God, community and nature from the Rarámuri experience
When we are threatened by a world of war and destruction, we can draw on the wisdom of the native peoples who offer us seeds of hope and reconciliation. In this article I share with you some insights that the religious life of the Rarámuri[1](or Tarahumara people) can offer us in the West, specifically from the fundamental experience of building community.
Community and salvation are strictly connected through the religious life of the Rarámuri people. Building community or pueblo forges the Rarámuri as pagótuame, that is, as a baptized person. The pueblo is created in each Yúmari[2], where the community reharmonizes its relationship with Onorúame -God-, with others and with nature. The founding experience of belonging to a community is, for the Rarámuri, salvation.
[1] The Rarámuri people, also known as Tarahumara, have lived in the mountainous region of the Sierra Madre Occidental in northwestern Mexico for approximately 1,000 years.
[2] The central rite of the Rarámuri culture is the Yúmari, also known as Rutuburi -dance of the owl-. The purpose of this rite is to feed God, returning to him all that he has given us to live. It is the traditional rite performed by the Rarámuri in order not to forget God (Cfr. F. Espino B., "Piri ta gite ke we'kawa Panina Betéame [How do we do not to forget God]" (July 29th, 1990).

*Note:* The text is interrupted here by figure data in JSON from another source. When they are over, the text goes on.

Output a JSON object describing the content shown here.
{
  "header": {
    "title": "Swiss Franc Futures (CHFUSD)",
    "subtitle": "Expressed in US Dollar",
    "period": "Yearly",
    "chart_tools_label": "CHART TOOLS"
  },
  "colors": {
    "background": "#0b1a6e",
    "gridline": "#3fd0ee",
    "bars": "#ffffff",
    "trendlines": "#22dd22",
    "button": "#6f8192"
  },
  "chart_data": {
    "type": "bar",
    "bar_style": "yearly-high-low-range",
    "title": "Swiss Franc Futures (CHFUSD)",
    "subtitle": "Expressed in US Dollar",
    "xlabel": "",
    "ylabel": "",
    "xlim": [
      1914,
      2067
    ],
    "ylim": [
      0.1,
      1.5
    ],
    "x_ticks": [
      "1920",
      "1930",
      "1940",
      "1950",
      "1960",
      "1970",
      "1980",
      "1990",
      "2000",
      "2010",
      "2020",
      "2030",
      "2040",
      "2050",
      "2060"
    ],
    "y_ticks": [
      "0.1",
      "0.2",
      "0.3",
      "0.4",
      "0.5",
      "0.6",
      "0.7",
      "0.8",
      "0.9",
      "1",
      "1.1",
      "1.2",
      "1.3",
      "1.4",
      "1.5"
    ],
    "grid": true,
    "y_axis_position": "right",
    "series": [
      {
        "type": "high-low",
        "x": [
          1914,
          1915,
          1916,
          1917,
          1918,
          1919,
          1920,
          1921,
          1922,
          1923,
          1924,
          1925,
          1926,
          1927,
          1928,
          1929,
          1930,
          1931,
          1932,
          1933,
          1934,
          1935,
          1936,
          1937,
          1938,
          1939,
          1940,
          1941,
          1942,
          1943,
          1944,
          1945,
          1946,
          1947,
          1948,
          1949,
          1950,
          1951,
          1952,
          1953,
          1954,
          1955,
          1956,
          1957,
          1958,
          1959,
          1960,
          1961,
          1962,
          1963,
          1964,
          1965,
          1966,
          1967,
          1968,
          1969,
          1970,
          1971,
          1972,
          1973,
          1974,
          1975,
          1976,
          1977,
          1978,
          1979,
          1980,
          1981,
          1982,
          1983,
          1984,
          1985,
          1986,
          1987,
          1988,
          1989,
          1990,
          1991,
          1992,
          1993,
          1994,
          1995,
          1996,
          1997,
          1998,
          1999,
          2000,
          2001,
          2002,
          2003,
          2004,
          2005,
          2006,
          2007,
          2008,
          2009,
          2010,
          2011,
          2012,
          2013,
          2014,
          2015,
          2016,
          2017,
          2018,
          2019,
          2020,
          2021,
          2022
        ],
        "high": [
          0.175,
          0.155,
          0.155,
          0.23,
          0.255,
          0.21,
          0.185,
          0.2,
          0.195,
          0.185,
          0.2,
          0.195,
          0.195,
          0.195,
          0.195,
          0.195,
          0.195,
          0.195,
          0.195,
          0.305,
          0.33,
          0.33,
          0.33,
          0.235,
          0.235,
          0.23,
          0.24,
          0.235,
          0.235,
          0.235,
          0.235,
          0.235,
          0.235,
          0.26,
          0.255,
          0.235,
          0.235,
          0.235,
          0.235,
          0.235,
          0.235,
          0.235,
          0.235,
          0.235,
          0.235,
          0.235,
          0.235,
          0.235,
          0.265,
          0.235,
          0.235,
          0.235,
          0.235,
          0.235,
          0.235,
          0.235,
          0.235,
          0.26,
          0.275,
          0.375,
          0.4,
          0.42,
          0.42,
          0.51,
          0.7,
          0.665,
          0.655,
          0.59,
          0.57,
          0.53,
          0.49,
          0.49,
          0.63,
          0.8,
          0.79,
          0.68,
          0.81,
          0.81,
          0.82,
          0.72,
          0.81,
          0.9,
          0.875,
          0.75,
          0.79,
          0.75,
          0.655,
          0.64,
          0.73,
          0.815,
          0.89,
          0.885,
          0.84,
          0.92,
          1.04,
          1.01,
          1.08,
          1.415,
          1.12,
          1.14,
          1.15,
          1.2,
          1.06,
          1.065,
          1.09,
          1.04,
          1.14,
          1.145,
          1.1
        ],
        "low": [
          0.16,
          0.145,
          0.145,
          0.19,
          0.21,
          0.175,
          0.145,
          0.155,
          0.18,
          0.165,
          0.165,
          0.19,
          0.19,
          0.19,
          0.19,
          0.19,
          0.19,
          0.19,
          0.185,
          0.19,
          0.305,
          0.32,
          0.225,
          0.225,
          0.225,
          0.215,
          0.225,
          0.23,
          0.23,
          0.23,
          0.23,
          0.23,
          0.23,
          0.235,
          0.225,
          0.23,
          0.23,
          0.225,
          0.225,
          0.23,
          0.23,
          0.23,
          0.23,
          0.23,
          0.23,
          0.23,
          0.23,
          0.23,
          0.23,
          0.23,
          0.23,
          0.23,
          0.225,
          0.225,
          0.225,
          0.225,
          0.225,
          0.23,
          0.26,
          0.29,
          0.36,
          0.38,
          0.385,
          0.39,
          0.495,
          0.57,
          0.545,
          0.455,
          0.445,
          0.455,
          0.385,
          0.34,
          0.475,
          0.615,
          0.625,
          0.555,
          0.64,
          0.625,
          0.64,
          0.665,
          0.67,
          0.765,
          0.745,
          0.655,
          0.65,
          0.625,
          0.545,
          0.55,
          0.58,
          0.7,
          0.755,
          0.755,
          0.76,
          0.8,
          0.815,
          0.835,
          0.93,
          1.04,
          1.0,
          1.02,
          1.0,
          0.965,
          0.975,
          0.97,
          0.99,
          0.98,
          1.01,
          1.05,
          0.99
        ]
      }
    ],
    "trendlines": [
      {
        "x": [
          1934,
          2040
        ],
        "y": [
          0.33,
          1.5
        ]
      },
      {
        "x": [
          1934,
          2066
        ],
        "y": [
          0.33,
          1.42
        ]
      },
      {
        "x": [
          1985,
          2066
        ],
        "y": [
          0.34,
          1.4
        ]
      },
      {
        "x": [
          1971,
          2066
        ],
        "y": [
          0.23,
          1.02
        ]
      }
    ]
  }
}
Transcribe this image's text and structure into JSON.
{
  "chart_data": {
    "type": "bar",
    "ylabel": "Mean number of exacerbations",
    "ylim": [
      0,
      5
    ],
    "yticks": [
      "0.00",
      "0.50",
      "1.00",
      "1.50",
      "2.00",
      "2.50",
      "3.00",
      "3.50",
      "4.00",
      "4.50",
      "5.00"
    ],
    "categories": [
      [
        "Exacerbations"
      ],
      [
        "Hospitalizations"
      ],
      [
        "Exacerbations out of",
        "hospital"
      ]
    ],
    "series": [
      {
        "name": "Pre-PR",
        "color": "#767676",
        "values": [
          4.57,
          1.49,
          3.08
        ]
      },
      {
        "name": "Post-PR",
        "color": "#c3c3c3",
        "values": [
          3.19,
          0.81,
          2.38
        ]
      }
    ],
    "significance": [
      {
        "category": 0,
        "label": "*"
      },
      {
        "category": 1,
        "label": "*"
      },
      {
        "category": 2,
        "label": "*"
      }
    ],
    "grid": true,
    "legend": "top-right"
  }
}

The Rarámuri people seek, through their religious life, to recover the original harmony of creation and cooperate with God against the evil that destroys fraternity. When there is a rupture in the relationship with God, this is recovered through feasts and rites. There are two great cycles of feasts: those of winter, linked to the harvest and Christmas; and those of Easter, linked to sowing, and to the death and resurrection of Jesus. There are also smaller feasts that are celebrated at the family level. The main rite that takes place in most of the feasts is the Yúmari, in which people help God by offering life and receiving life from Him, including the whole community.
The Kingdom of God can be experienced by incorporating everyone, especially the most fragile, and it is lived by sharing in community. In multicultural diversity is present the project of the Kingdom, which aspires to the unity, fraternity and reconciliation of peoples. “Life exists where there is bonding, communion and fraternity”[1]. To build community, to build a pueblo, is to build the Kingdom of God; it is “rise to the challenge of envisaging a new humanity”[2].
[1] Francisco, Encyclical Letter Fratelli Tutti, n. 87.
[2] Ibid., n. 127.
To share ourselves and the world is one of the indigenous values that can help the survival of our common home. The mission of the Rarámuri on this earth is to take care of the world that God has entrusted to them. To take care of this world is to share fraternally in everything and in this way recover the original harmony, which is God’s dream for humanity. The Rarámuri recognize themselves as sinners and at the same time collaborators of the Kingdom that is present among us.
God works daily in and for the community. Religious experience is not separate from daily life. We experience God when we are in contact with others as a community. When daily relationality is lost, we move away from the experience of God. The daily action of God is found in the sharing of the Rarámuri community in every feast, in every offering in front of the cross.
In addition to receiving baptism in the Church, the experience of community is central for the Rarámuri to recognize themselves as pagótuame or baptized. The feasts generate an experience and an attachment to God and to the community. The fundamental experience of being pagótuame is to be truly Rarámuri; to build a pueblo, to work together, to celebrate, to take care of the land and the people, to not be aggressive. The fundamental experience of building a pueblo or community in relationship with God and nature makes the Rarámuri into a pagótuame. To be Rarámuri pagótuame means to believe in Onorúame -God- and in his salvific will, making us a pueblo.
Salvation consists in belonging to and belonging in a pueblo or community. In today’s world we face the temptation of accessing salvation on an individual basis. However, God did not want to save us individually, but by creating a pueblo, by creating community[1]. Salvation consists, therefore, in being sons and daughters, and seeing ourselves as brothers and sisters; in constantly remaking the community, in recovering in every feast the harmony broken by sin when we are not communitarian [2].
[1]Cfr.CELAM, Aparecida, n. 164.
[2] Cfr.J. R. Robles O., «Anexo I. Análisis de la parroquia de Norogachi» [Annex I. Analysis of the parish of Norogachi] in Field Notes, Unpublished (May 1992), p. 760.